Lessons From the 10 Best Years in Stock Market History

These are the 10 best years in stock market history (for the Dow) going back to the year 1900:

This list came from the book It Was a Very Good Year by Martin Fridson, which uses these high-flying years in the stock market to provide a historical look at what was going on leading up to and during those periods.

Fridson’s book was published in the late-1990s. Since then the Dow has seen gains of 28.0% (2003), 22.5% (2009), 29.4% (2013) and 28.0% (2017) but nothing good enough to crack the top 10.

This was one of those books that made me wonder ‘Why didn’t I think of that?’ because it’s a wonderful way to look back at the markets and economy through a unique historical lens.

Here are some lessons:

The stock market is counterintuitive. The 1915 gain of more than 50% might be the most impressive on the list since it came during World War I. Those gains also occurred after trading was suspended in the stock market in 1914 which was the first time it had been done since 1873. The market was closed from the end of July to mid-December of 1914.

Then 1915 happened.

The way we look at stocks has changed over time. I’ve written previously about the fact that comparing bond yields and dividend yields was a workable signal until the 1950s when it stopped working.

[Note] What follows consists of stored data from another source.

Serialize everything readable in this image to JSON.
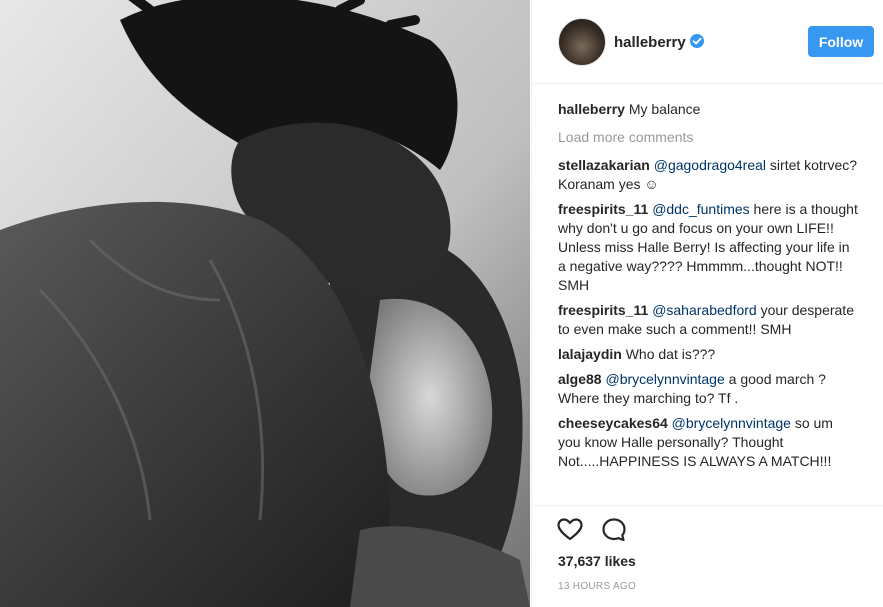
{
  "post": {
    "username": "halleberry",
    "follow_label": "Follow",
    "caption_user": "halleberry",
    "caption_text": "My balance",
    "load_more": "Load more comments",
    "comments": [
      {
        "user": "stellazakarian",
        "mention": "@gagodrago4real",
        "text": " sirtet kotrvec? Koranam yes ☺"
      },
      {
        "user": "freespirits_11",
        "mention": "@ddc_funtimes",
        "text": " here is a thought why don't u go and focus on your own LIFE!! Unless miss Halle Berry! Is affecting your life in a negative way???? Hmmmm...thought NOT!! SMH"
      },
      {
        "user": "freespirits_11",
        "mention": "@saharabedford",
        "text": " your desperate to even make such a comment!! SMH"
      },
      {
        "user": "lalajaydin",
        "mention": "",
        "text": "Who dat is???"
      },
      {
        "user": "alge88",
        "mention": "@brycelynnvintage",
        "text": " a good march ? Where they marching to? Tf ."
      },
      {
        "user": "cheeseycakes64",
        "mention": "@brycelynnvintage",
        "text": " so um you know Halle personally? Thought Not.....HAPPINESS IS ALWAYS A MATCH!!!"
      }
    ],
    "likes": "37,637 likes",
    "timestamp": "13 HOURS AGO"
  },
  "icons": {
    "verified": "verified-badge-icon",
    "like": "heart-icon",
    "comment": "comment-bubble-icon"
  },
  "colors": {
    "accent": "#3897f0",
    "mention": "#003569",
    "muted": "#999999",
    "text": "#262626"
  }
}
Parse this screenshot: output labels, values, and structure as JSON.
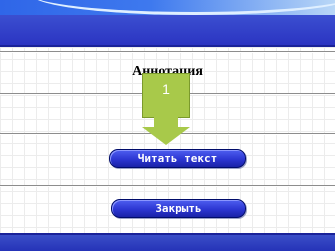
{
  "dialog": {
    "title": "Аннотация",
    "buttons": {
      "read_text": "Читать текст",
      "close": "Закрыть"
    }
  },
  "overlay": {
    "step_number": "1",
    "color": "#a8c94a"
  },
  "colors": {
    "header": "#2b34c2",
    "button": "#2c36d2"
  }
}
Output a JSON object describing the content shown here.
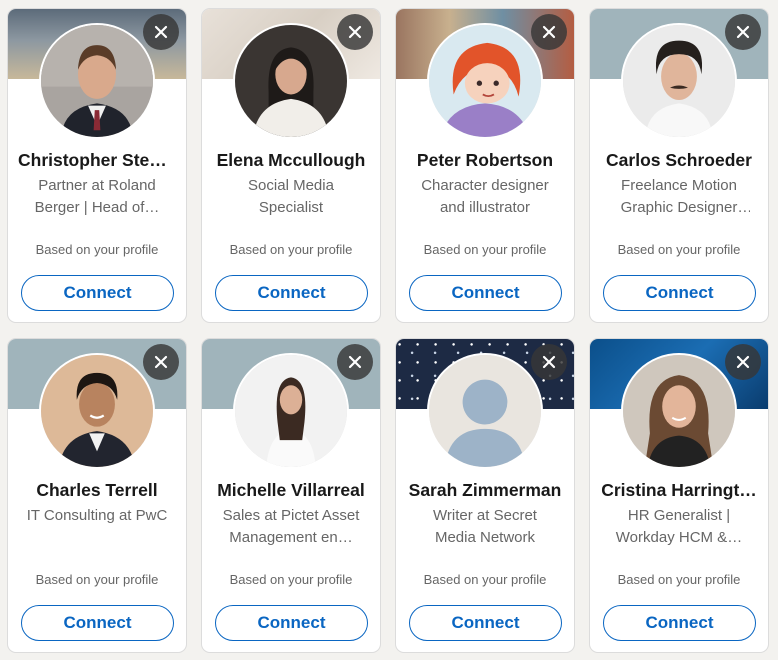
{
  "colors": {
    "accent": "#0a66c2",
    "page_bg": "#f3f2ef"
  },
  "cards": [
    {
      "name": "Christopher Step…",
      "headline": "Partner at Roland Berger | Head of…",
      "reason": "Based on your profile",
      "connect_label": "Connect",
      "banner": "sky",
      "avatar": "man-suit"
    },
    {
      "name": "Elena Mccullough",
      "headline": "Social Media Specialist",
      "reason": "Based on your profile",
      "connect_label": "Connect",
      "banner": "beige",
      "avatar": "woman-white"
    },
    {
      "name": "Peter Robertson",
      "headline": "Character designer and illustrator",
      "reason": "Based on your profile",
      "connect_label": "Connect",
      "banner": "illustration",
      "avatar": "illustration"
    },
    {
      "name": "Carlos Schroeder",
      "headline": "Freelance Motion Graphic Designer en…",
      "reason": "Based on your profile",
      "connect_label": "Connect",
      "banner": "teal",
      "avatar": "man-casual"
    },
    {
      "name": "Charles Terrell",
      "headline": "IT Consulting at PwC",
      "reason": "Based on your profile",
      "connect_label": "Connect",
      "banner": "teal",
      "avatar": "man-suit-dark"
    },
    {
      "name": "Michelle Villarreal",
      "headline": "Sales at Pictet Asset Management en…",
      "reason": "Based on your profile",
      "connect_label": "Connect",
      "banner": "teal",
      "avatar": "woman-light"
    },
    {
      "name": "Sarah Zimmerman",
      "headline": "Writer at Secret Media Network",
      "reason": "Based on your profile",
      "connect_label": "Connect",
      "banner": "stars",
      "avatar": "placeholder"
    },
    {
      "name": "Cristina Harringt…",
      "headline": "HR Generalist | Workday HCM &…",
      "reason": "Based on your profile",
      "connect_label": "Connect",
      "banner": "blue-tech",
      "avatar": "woman-hair"
    }
  ],
  "icons": {
    "dismiss": "close-icon"
  }
}
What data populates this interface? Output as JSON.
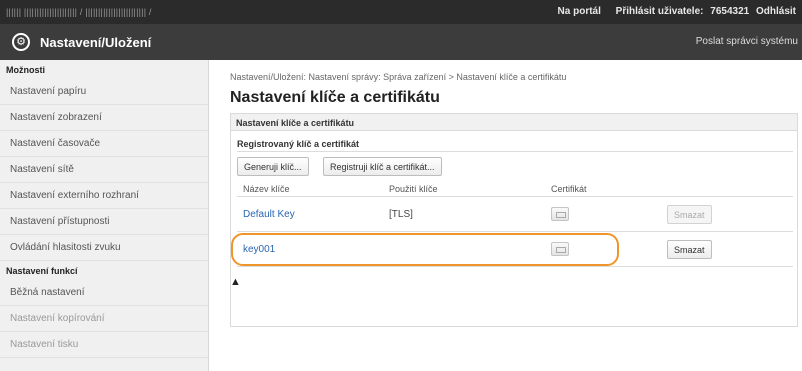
{
  "topbar": {
    "host": "  ||||||     |||||||||||||||||||||  / ||||||||||||||||||||||||  /",
    "portal": "Na portál",
    "logged_label": "Přihlásit uživatele:",
    "user_id": "7654321",
    "logout": "Odhlásit"
  },
  "titlebar": {
    "title": "Nastavení/Uložení",
    "send_mail": "Poslat správci systému"
  },
  "sidebar": {
    "section1": "Možnosti",
    "items": [
      "Nastavení papíru",
      "Nastavení zobrazení",
      "Nastavení časovače",
      "Nastavení sítě",
      "Nastavení externího rozhraní",
      "Nastavení přístupnosti",
      "Ovládání hlasitosti zvuku"
    ],
    "section2": "Nastavení funkcí",
    "items2": [
      "Běžná nastavení",
      "Nastavení kopírování",
      "Nastavení tisku"
    ]
  },
  "main": {
    "breadcrumb": "Nastavení/Uložení: Nastavení správy: Správa zařízení > Nastavení klíče a certifikátu",
    "title": "Nastavení klíče a certifikátu",
    "panel_title": "Nastavení klíče a certifikátu",
    "sub_title": "Registrovaný klíč a certifikát",
    "btn_generate": "Generuji klíč...",
    "btn_register": "Registruji klíč a certifikát...",
    "col_name": "Název klíče",
    "col_use": "Použití klíče",
    "col_cert": "Certifikát",
    "rows": [
      {
        "name": "Default Key",
        "use": "[TLS]",
        "delete": "Smazat",
        "delete_enabled": false
      },
      {
        "name": "key001",
        "use": "",
        "delete": "Smazat",
        "delete_enabled": true
      }
    ],
    "top_link": "▲"
  },
  "colors": {
    "accent_highlight": "#f0952a",
    "link": "#2a66b0",
    "titlebar": "#3c3c3c"
  }
}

One of the reasons people paid such close attention to this relationship is because dividends used to be the only thing equity investors paid attention to.

Fridson writes about the thinking behind this relationship in 1915:

Journalists commonly equated the established dividend payout with the return on the stock, giving little thought to possible appreciation. They compared the payout rate directly with prevailing bond yields; total return’s day hadn’t yet arrived.

It’s important to remember how market dynamics can change over time when looking back at historical data.

Volatility clusters but it works in both directions. The biggest gains in the stock market are typically seen around the biggest losses.

The nearly-50% gain in 1935 was the fourth time in nine year stocks had advanced 35% or more (see also 1927, 1928, and 1933). Shockingly that 9 year period, which includes the nearly 85% crash in stocks during the Great Depression, would have led to a total return of almost 60%!1

Of course, stocks would fall 50% a couple of years later in 1937 but it’s wild to think how big some of those gains were sandwiched around the enormous losses of the 1929-1932 debacle.

Stocks were actually relatively cheap before the blow-off top before the Great Depression. In 1926, the P/E ratio on the Dow (which included just 20 names at that point) was just 11.7x. Then investors went nuts and the market doubled in 1927-1928.

Even the best investors can get crushed. Benjamin Graham warned about how “speculators had gone crazy” after the late-1920s melt-up. Even with those warnings and a “defensive” portfolio, Graham would lose 20% in 1929 and another 51% in 1930. Like most others at the time, Graham had to cut back on his lifestyle to make it through the depression.

Inflation in the 1970s was brutal on the stock market. The gains in 1975 started from one of the lower valuation entry points in history. The price-to-earnings ratio on the Dow bottomed out at 6.2x in late-1974, even lower than valuations seem during the depths of the Great Depression. Stocks were also yielding a monstrous 6.2% at the time.

Market timing requires being right twice. William Durant deftly sold out of the market in May 1929, giving him plenty of time to avoid the vicious crash which began in October 1929. But he jumped back in and bought on margin shortly thereafter to pick up some bargains, all of which only went on sale much further.

By the end of the year, as stocks continued to crater, he started getting margin calls. By 1930, he was wiped out. When he couldn’t meet a $5 million margin call, he said, “I’m the richest man in America…in friends.”

Regulations were few and far between back in the day. Fridson tells the story of Joe Kennedy, father of JFK and RFK, and his penchant for insider trading when he began his career on Wall Street.

In the early-1900s trading on material non-public information was considered unsavory but not yet illegal. Kennedy told a Harvard classmate when he was a young investor, “It’s so easy to make money in the market, we’d better get in before they pass a law against it,” after turning $24,000 into $675,000 from advance knowledge of the acquisition of a coal company.

Stocks are not the economy but they used to be (for the most part). Fortune Magazine wrote in the 1950s:

The market is no longer a very reliable barometer of business prospects, or even a reliable barometer of business conditions. Before World War II, what happened to stock prices and the volume of transactions was a reasonably good omen of future business trends; turns in stock prices anticipated turns in business 80 percent of the time before 1939. Since then, however, the market has been a voice in the wilderness of lower Manhattan, unheeded and often off key.

Maybe people at the time just thought the stock market tracked the economy but this is just another reminder that things are far from static when it comes to predicting what’s going to happen when it comes to markets or the economy.

Wall Street looked very different. Wall Street is big business these days but for decades following the Great Depression is was a shell of its former self.

Brokerage firms were forced to shut down in the 1950s because they were losing money. According to Barron’s at the time: “Amidst the greatest prosperity in U.S. history, Wall Street has become a depressed industry.”

Fewer shares were traded in 1953 than 1925, and there were six times as many companies listed in the 1950s. Seats on the exchange sold for the same prices they had all the way back in 1899.

Source:
It Was a Very Good Year

1Once again, start and end points matter when looking at performance numbers.